REMEMBER HOW backers of the 2014 farm bill promised that it would reform costly and wasteful agriculture subsidies and save taxpayers money? And remember how the critics of the bill said it was basically a scheme to repackage and perpetuate the old system, potentially at a higher cost? Well, it turns out that the critics were right, according to the first comprehensive estimate of the bill’s impact.

Despite its lofty title and despite the fact that it is based on federally funded research conducted by the University of Missouri, the “U.S. Baseline Briefing Book: Projections for Agricultural and Biofuel Markets,” published this month, is not an official statement by the Department of Agriculture. In every other way, though, it is an authoritative document, and what it reveals is that government spending on commodity programs has in no significant sense been checked.

Yes, the old system of direct payments to growers of corn, soybeans and a few other crops have been replaced by two heavily subsidized “insurance” programs that ostensibly protect only against price swings and natural disasters beyond the farmers’ control. In fact, though, the programs insure against such relatively common risks that they are tantamount to direct payments, and nearly as lucrative — sometimes more so. As a separate Environmental Working Group analysis notes, corn growers in most counties of Ohio, Iowa, Minnesota and Kansas are projected to receive payouts of $60 to $200 an acre for 2014, up from an average of $24 per acre under the direct payment program.
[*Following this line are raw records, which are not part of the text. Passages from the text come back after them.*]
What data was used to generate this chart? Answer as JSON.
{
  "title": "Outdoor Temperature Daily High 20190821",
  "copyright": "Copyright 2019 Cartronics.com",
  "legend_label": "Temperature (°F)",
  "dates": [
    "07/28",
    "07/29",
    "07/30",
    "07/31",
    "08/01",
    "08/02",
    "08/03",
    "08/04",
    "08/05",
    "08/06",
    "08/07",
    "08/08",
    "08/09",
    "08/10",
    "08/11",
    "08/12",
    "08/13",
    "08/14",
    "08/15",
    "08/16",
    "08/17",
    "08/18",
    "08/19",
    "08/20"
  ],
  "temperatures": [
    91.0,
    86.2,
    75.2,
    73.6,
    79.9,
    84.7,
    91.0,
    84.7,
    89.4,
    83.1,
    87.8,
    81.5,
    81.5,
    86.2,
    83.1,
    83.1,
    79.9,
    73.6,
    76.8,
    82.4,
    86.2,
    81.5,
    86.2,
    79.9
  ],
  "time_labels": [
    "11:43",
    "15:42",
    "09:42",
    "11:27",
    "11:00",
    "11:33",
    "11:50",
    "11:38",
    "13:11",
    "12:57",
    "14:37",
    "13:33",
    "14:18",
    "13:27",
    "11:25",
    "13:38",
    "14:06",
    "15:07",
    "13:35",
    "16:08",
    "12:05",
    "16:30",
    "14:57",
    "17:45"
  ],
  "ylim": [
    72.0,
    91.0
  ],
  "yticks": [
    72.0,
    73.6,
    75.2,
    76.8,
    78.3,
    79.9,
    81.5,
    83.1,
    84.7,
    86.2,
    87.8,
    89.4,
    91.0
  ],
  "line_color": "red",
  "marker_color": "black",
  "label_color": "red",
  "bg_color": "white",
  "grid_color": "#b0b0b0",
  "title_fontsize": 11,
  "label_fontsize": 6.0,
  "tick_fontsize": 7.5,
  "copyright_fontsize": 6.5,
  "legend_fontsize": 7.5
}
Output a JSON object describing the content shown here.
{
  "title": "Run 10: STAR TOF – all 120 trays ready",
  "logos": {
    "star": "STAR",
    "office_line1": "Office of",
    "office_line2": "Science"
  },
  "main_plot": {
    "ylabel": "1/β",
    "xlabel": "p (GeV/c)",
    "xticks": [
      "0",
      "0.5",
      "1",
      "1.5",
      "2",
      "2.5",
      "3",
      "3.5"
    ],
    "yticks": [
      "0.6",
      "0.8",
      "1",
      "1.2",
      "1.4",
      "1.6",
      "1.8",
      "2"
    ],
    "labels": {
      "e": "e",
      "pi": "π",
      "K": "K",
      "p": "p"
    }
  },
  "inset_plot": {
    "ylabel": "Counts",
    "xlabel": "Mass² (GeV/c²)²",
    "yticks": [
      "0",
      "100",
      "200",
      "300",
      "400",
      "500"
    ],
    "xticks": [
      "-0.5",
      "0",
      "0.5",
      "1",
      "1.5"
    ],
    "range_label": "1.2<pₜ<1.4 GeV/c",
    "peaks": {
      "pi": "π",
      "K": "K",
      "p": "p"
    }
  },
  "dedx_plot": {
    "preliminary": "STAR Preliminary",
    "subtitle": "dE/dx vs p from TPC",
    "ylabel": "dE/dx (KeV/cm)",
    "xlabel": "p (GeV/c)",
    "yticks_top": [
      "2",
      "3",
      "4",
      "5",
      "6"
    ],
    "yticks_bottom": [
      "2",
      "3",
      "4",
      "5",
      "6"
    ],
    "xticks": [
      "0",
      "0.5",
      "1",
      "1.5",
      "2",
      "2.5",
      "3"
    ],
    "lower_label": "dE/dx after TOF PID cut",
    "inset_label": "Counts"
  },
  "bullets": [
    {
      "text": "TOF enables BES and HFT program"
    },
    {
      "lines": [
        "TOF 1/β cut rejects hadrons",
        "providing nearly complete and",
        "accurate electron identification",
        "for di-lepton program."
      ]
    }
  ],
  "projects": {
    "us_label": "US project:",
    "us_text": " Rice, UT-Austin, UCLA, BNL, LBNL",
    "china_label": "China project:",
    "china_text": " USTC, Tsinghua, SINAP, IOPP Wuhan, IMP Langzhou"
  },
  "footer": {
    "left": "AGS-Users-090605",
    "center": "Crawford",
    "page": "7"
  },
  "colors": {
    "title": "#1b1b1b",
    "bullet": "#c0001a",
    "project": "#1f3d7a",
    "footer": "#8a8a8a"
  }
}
Overall, the “insurance” programs will pay out more than $24 billion between 2014 and 2018, according to the Briefing Book, which is $2.4 billion more than direct payments cost in the previous half-decade. The report also projects that the government’s total crop insurance costs will hit nearly $85 billion between now and 2024, compared to the $67 billion paid out between 2005 and 2014.

Like so many of its predecessors, the 2014 farm bill promised cheaper, more efficient federal agricultural policy, but delivered the opposite. And Congress has already started working on the next one, due in 2019.